Com os encontros terminados, espera-se uma formação da comunidade que lhe
permita estabelecer e construir meios de se mudar sua realidade (tendo sempre o auxílio do
psicossociólogo). Com uma formação política, mesmo que modesta, é esperado que a
população passe a correr atrás e exigir as transformações que querem ver em seu mundo.
Com uma visão mais clara da realidade, sem a névoa da ideologia ofuscando, os atores
sociais podem ressignificar a escola como o lugar onde simplesmente colocam suas crianças
para aprender conceitos que nunca usarão, para o lugar no qual a cidadania e o futuro são
construídos, lugares que abrem caminho para realização de sonhos e de melhorias para os
indivíduos e, consequentemente, para a própria comunidade. Quebra-se, então, a lógica da
alienação, expondo as interdependências inerentes à vida em sociedade (Lane, 1984). Com
isso, o psicossociólogo em conjunto com o grupo pode procurar meios de alcançar os
objetivos a curto, médio e longo prazo.
A curto prazo, é urgente que algo seja feito quanto à situação higiênica do ambiente
escolar.

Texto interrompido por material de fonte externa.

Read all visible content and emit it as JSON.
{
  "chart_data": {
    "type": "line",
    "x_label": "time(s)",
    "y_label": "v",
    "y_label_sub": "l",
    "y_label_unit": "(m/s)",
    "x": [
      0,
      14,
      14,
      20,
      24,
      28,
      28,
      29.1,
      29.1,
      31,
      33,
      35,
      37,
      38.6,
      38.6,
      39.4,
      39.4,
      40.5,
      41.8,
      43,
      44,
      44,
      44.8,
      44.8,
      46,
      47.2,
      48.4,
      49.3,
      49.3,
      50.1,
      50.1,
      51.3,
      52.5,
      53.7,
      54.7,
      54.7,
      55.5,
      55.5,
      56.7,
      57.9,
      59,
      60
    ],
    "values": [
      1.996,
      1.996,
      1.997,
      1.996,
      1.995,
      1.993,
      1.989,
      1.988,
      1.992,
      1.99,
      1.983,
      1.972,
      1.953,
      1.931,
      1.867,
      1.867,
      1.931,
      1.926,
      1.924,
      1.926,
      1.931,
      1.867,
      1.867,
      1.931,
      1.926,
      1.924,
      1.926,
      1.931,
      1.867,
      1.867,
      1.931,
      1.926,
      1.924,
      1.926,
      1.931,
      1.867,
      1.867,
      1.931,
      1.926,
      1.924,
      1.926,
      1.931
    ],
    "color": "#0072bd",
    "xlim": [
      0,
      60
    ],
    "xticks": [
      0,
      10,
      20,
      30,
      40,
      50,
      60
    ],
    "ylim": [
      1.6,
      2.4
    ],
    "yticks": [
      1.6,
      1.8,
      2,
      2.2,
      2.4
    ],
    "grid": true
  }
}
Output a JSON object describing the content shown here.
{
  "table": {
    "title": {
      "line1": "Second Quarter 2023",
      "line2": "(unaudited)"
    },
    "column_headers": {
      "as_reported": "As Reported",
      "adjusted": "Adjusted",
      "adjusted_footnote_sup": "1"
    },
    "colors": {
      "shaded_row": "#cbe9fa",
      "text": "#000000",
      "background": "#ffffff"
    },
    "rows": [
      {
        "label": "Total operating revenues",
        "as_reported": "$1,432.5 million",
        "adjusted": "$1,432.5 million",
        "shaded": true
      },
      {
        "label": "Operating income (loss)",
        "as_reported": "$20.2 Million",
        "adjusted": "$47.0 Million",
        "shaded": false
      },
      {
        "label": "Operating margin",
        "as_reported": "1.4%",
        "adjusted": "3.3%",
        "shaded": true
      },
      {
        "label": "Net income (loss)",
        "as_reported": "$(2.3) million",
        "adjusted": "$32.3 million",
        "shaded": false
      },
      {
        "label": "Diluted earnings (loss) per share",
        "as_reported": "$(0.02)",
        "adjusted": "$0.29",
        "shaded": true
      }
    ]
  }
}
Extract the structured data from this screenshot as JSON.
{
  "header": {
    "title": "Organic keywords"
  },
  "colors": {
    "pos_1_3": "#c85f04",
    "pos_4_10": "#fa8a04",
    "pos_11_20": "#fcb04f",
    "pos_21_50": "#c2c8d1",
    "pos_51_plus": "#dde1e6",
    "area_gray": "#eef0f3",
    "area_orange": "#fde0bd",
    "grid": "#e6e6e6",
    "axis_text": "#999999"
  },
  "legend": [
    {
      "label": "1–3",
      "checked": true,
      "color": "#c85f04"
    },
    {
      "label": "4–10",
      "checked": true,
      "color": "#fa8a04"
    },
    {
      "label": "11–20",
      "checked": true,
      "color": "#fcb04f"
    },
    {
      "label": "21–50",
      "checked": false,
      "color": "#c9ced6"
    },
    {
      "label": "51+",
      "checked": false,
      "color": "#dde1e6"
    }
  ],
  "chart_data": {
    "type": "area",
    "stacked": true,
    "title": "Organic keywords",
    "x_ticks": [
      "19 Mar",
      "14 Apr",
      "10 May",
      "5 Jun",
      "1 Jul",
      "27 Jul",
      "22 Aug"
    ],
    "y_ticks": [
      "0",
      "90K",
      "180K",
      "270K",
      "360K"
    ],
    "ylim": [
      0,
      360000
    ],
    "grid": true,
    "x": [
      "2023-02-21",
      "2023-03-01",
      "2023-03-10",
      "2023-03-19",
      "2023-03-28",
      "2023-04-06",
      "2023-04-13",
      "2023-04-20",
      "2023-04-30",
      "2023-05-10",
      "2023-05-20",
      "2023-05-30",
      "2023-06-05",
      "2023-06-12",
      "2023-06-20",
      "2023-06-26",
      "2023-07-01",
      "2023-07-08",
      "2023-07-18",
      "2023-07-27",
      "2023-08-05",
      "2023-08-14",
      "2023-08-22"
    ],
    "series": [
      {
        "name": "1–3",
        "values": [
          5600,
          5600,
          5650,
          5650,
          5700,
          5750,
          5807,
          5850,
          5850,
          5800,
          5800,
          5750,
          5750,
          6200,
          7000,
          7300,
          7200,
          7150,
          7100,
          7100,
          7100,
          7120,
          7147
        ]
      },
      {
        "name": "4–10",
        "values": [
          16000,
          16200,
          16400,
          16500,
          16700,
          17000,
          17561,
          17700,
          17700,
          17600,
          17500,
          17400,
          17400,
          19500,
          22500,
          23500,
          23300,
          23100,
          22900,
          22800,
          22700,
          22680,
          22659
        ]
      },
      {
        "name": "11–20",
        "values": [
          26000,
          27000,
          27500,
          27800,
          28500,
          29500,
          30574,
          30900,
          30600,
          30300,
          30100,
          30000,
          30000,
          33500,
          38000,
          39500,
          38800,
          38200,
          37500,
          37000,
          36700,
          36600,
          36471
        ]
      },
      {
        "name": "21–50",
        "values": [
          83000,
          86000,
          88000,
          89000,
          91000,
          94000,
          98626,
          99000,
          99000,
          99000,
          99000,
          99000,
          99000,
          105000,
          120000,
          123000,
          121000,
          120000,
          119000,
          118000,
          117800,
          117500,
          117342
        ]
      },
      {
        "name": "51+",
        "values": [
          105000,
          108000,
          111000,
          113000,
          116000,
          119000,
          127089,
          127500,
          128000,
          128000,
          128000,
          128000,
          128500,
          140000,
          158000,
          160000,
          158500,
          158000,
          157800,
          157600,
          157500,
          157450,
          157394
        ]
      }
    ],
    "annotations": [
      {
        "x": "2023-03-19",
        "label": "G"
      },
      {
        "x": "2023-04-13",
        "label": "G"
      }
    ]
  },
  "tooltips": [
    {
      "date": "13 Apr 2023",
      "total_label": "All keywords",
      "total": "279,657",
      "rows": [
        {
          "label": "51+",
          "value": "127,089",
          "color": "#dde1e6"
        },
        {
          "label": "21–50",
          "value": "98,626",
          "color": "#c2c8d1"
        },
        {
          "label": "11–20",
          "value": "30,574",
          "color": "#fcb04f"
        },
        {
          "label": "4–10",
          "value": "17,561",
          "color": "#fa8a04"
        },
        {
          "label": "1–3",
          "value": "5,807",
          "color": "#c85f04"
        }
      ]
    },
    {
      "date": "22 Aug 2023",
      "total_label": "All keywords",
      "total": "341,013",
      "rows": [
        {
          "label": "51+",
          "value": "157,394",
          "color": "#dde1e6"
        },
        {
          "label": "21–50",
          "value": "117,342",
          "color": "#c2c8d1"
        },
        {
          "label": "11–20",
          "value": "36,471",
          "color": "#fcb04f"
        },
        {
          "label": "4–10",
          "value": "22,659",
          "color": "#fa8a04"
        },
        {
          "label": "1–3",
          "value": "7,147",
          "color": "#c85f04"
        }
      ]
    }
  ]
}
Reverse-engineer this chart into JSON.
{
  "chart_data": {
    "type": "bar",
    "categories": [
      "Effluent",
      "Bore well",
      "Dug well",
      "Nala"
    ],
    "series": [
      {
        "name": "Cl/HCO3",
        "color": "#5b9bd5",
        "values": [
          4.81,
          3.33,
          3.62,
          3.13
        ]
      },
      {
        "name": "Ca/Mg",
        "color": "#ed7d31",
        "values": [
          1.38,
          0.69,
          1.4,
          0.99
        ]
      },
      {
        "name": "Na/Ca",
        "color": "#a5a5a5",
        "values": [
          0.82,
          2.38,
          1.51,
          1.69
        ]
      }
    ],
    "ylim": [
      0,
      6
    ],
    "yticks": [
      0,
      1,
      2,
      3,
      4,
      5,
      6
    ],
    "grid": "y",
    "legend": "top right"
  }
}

A água parada deve ser removida e alternativas devem ser encontradas para que isso
não volte a ocorrer, uma vez que é um perigo para a vida do alunato. O banheiro deve ser
reformado na medida do possível, com alguma estrutura que permita a higienização após a
utilização. Por meio de atividades coletivas de pais dispostos a doar alimentos regularmente
ou de cozinhar, a relação dos alunos com a alimentação da instituição pode melhorar. Esses
são os primeiros passos em direção à mudança.
A médio prazo, seria interessante fortalecer os laços da comunidade com a educação e
com a escola. Eventos podem ser realizados para integrar a comunidade à instituição,
formando grupos de organização responsáveis pela elaboração de atividades, por exemplo, ao
mesmo tempo em que transformando o ambiente escolar em um lugar mais atrativo para os
alunos, fugindo da lógica da instituição como apenas um lugar para olhar para um quadro e
um professor. Assim, a comunidade estabelece um vínculo com aquele lugar, fomentando a
necessidade de se cuidar dele e mantê-lo funcionando.
Por último, a médio e longo prazo, a população precisa se posicionar diante da
prefeitura e dos órgãos públicos para que suas necessidades sejam atendidas. Manifestações
são o caminho mais conhecido para algo nessa direção, e isso deve ser também orientado pela
formação política continuada do psicossociólogo para com a comunidade. Um povo
consciente de si, de sua situação e de seu lugar na sociedade é um povo ciente de que é a sua
união que permitirá as transformações que podem mudar seu mundo.
Referências

de Freitas Campos, R. H. (2017). Psicologia comunitária, cultura e consciência. In. R. H. de Freitas Campos.
Psicologia social comunitária: da solidariedade à autonomia,164-177 Petrópolis. Editora Vozes.
Guareschi, P. A. (1996). Relações comunitárias, relações de dominação. Psicologia Social Comunitária: da
solidariedade à autonomia, 81-99. Petrópolis. Editora Vozes.
Lane, S. T. (1984). Consciência/alienação: a ideologia no nível individual. In S. T. Lane & V. Codo. Psicologia
social: o homem em movimento, 8, 40-47.
Nasdutti, L. C. R. (1996). A instituição como via de acesso à comunidade. Psicologia Social Comunitária: da
solidariedade à autonomia, 100-126. Petrópolis. Editora Vozes.